Czerń dodaje wnętrzu elegancji. Wprowadza tajemniczą, teatralną atmosferę i nutkę ekstrawagancji. O ile biel we wnętrzu daje wymierne, przewidywalne i niemal zawsze dobre efekty, z czernią trzeba uważać. Ale jeśli użyjemy jej odpowiednio – efekt może być spektakularny.

ZALETY CZERNI:

Wspaniale wygląda z fakturą - pomalowana na czarno ceglana ściana, czy tapeta o drobnym, lecz widocznym wzorku dodają czerni lekkości.

Czarne tło doskonale spaja wszystkie kolory tęczy – na tle ściany w najciemniejszej z barw najdziwniejsze bibeloty w szalonych kolorach zyskują szlachetny wygląd.

Potrafi pogodzić wiele stylistyk i uporządkować wnętrze – etażerka po babci, fotel w kratę, pamiątki z podróży i 10 wzorzystych poduszek - czerń wyciszy ten chaos i doda mu klasy.

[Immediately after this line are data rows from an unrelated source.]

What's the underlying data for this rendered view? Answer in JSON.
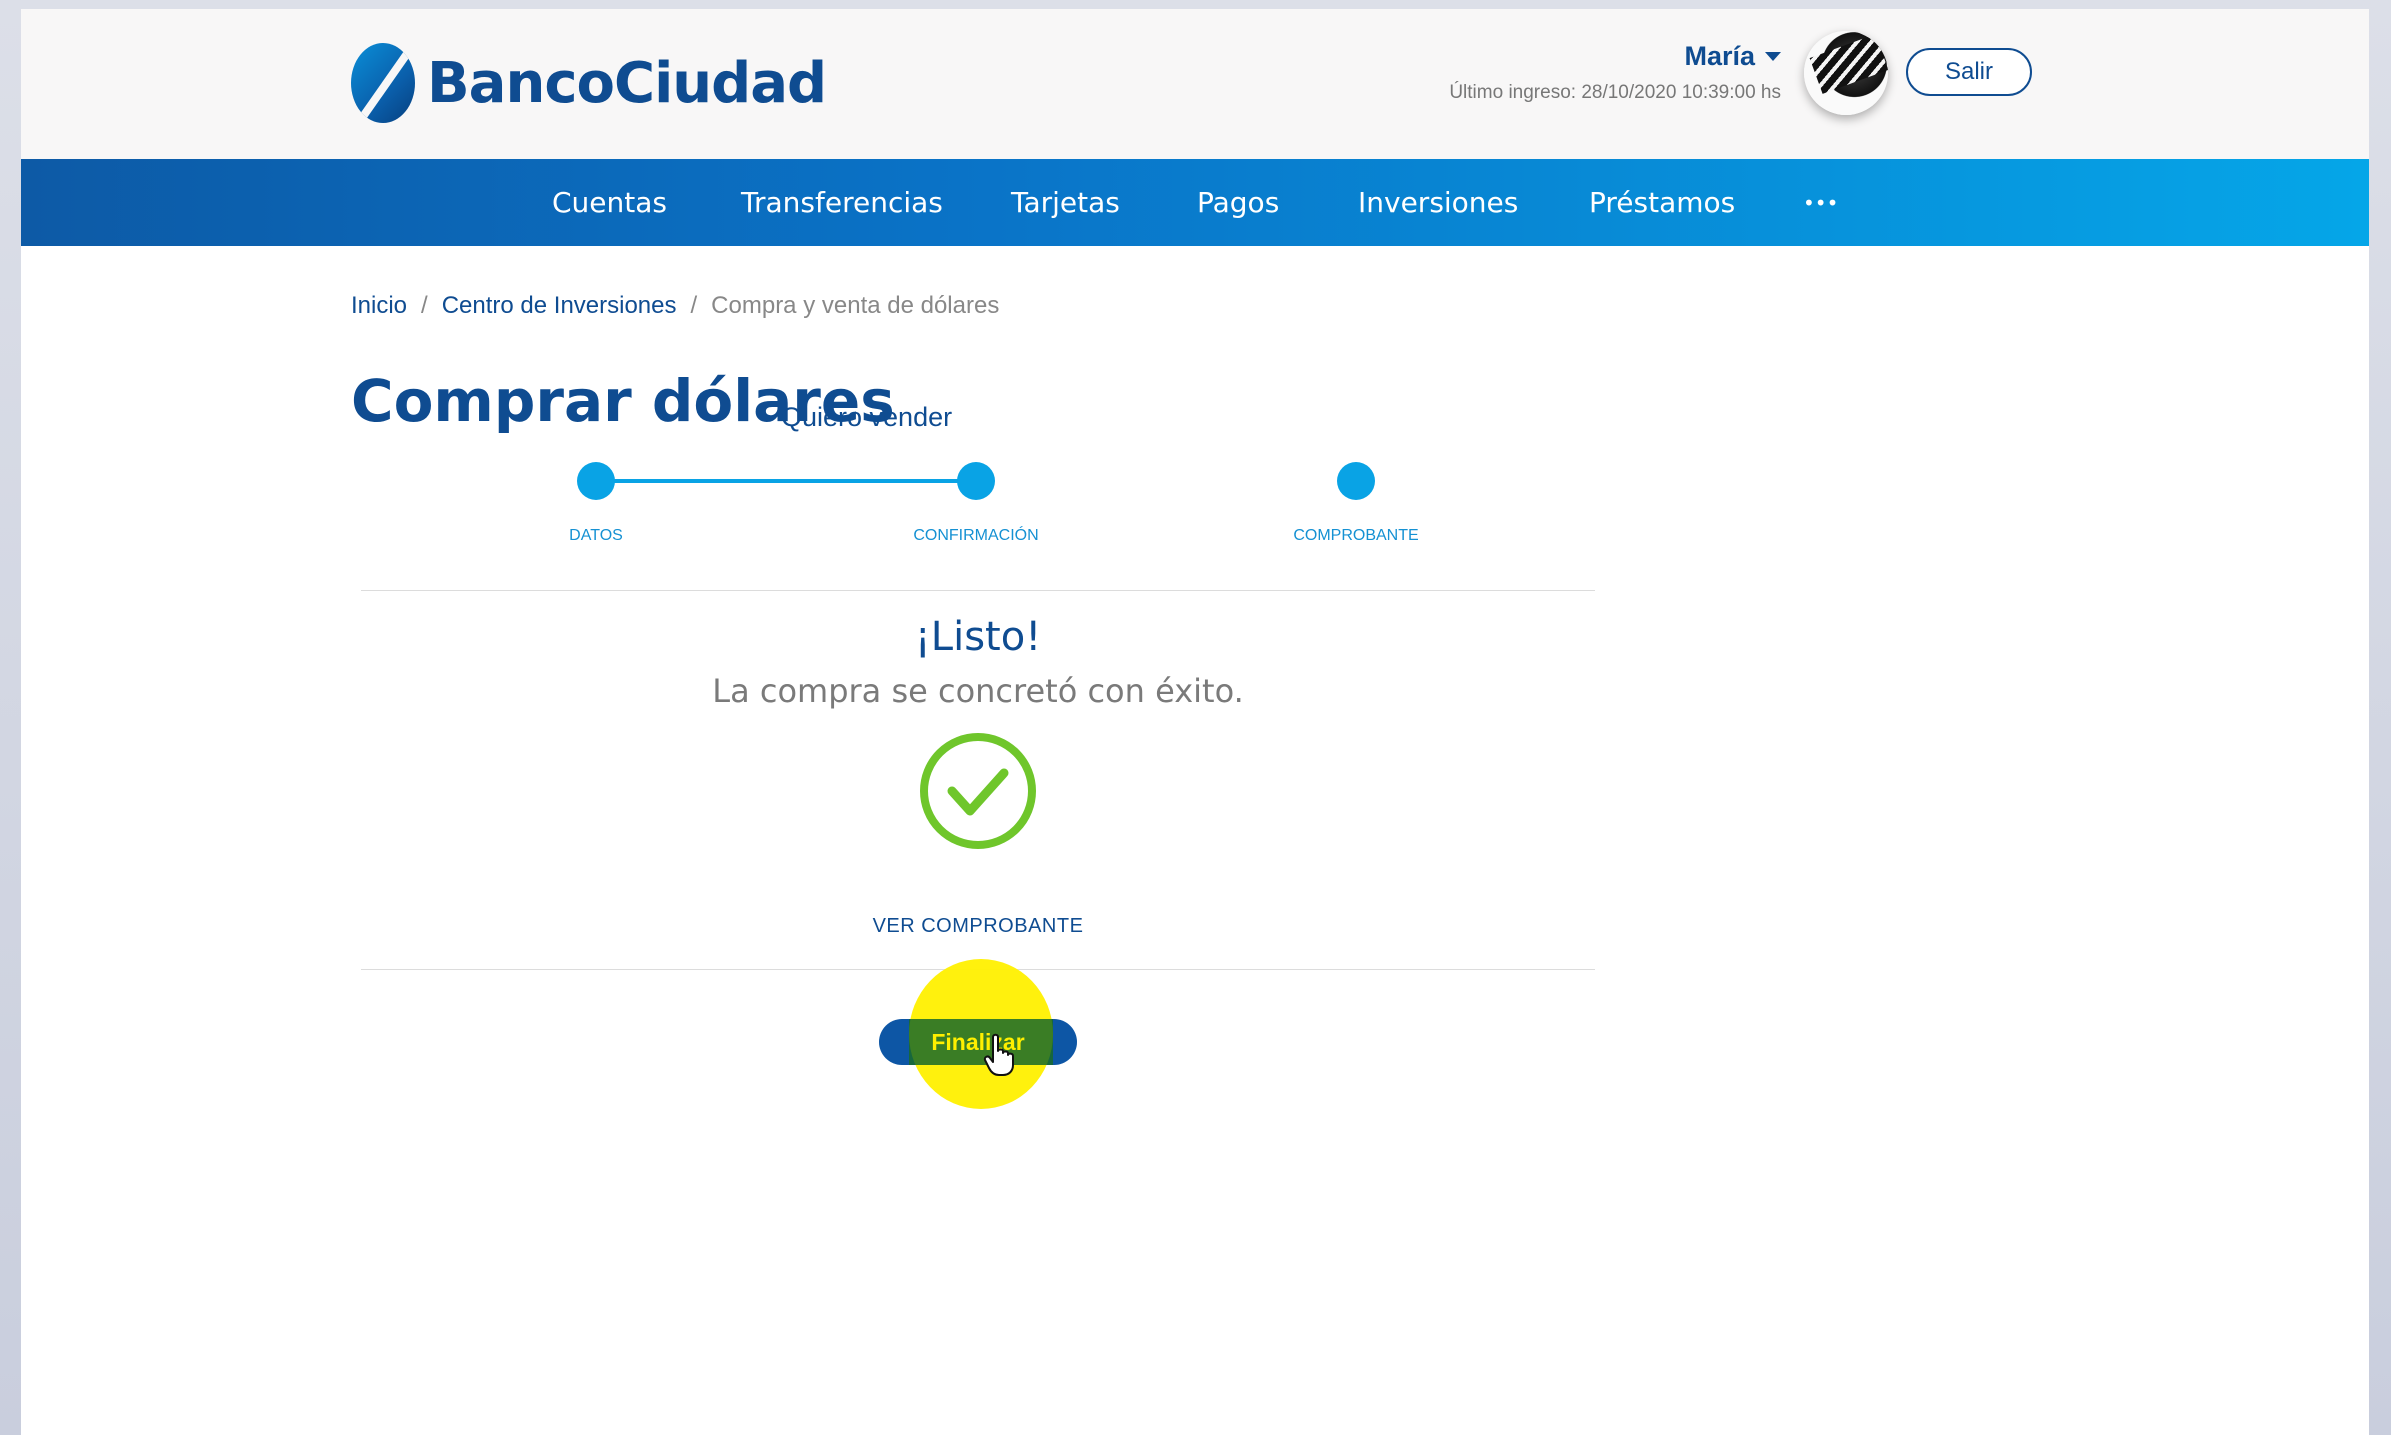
{
  "header": {
    "logo_text": "BancoCiudad",
    "user_name": "María",
    "last_login": "Último ingreso: 28/10/2020 10:39:00 hs",
    "logout_label": "Salir"
  },
  "nav": {
    "items": [
      {
        "label": "Cuentas"
      },
      {
        "label": "Transferencias"
      },
      {
        "label": "Tarjetas"
      },
      {
        "label": "Pagos"
      },
      {
        "label": "Inversiones"
      },
      {
        "label": "Préstamos"
      },
      {
        "label": "•••"
      }
    ]
  },
  "breadcrumb": {
    "items": [
      {
        "label": "Inicio"
      },
      {
        "label": "Centro de Inversiones"
      },
      {
        "label": "Compra y venta de dólares"
      }
    ],
    "separator": "/"
  },
  "page": {
    "title": "Comprar dólares",
    "switch_link": "Quiero vender"
  },
  "stepper": {
    "steps": [
      {
        "label": "DATOS"
      },
      {
        "label": "CONFIRMACIÓN"
      },
      {
        "label": "COMPROBANTE"
      }
    ],
    "accent_color": "#09a3e5"
  },
  "result": {
    "title": "¡Listo!",
    "message": "La compra se concretó con éxito.",
    "icon": "check-circle-icon",
    "icon_color": "#6fc62b",
    "view_receipt_label": "VER COMPROBANTE"
  },
  "actions": {
    "finish_label": "Finalizar"
  },
  "colors": {
    "brand": "#0f4c91",
    "click_highlight": "#fff000"
  }
}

Cierpliwie znosi też zestawienia z niemal wszystkimi kolorami drewna. Najdelikatniej wygląda z rozbielonym drewnem, po drodze jej z naturalnymi chłodnymi i jasnymi odcieniami, z egzotycznymi gatunkami tworzy ciężkie, nobliwe, ale i eleganckie zestawienia.

Z bielą zawsze stworzy parę idealną. Białe drobne przedmioty o wyszukanych kształtach – porcelanowe figurki, lampy z abażurem, biało – czarne zdjęcia; wszystkie te przedmioty wydają się być na tle czerni ciekawsze.

Tworzy bardzo udane związki z: pastelami, piaskowymi szarościami, głębokimi zieleniami, błękitami, żółcią i czerwienią.

WADY CZERNI:

Chyba nie ma brzydszej ściany niż źle pomalowana na czarno ściana, dlatego farba musi być dobrej jakości i trzeba ją nakładać umiejętnie. To samo dotyczy tapet - czerń zdradza wszystkie potknięcia: nierówności, grudki kleju będą przykuwać uwagę znacznie bardziej niż na jasnej ścianie.

Raczej nie nadaje się na kolor dla całego mieszkania - w zbyt dużej ilości może przytłaczać, wizualnie zmniejszać pomieszczenia szczególnie te, pozbawionych okien, dekoracji, luster.

Wymaga dobrze zaplanowanego oświetlenia.

RADY:

Świetnie z czernią wyglądają białe podłogi, sufity, listwy przypodłogowe i drzwi - konsekswentnie i elegancko.

Używając na czarnej ścianie dużych tafli luster (lub kilku małych), w których odbija się inny kolor, czy rośliny, "zbudujemy" na czarnej ścianie iluzję głębi i przestrzeni; fałszywe okno. Ten trik dodaje czerni blasku i elegancji, a wnętrzu przestrzeni.

Na początku najrozsądniej pomalować na czarny kolor jedną ścianę. Dobrze do tego celu nadaje się ściana za wezgłowiem łóżka w sypialni lub za sofą w salonie. W kuchni, przedpokoju czy łazience jedna ściana pomalowana farbą tablicową lub magnetyczną to doskonałe miejsce na eskpresję artystyczną domowników, czy zmywalny, ruchomy kalendarz.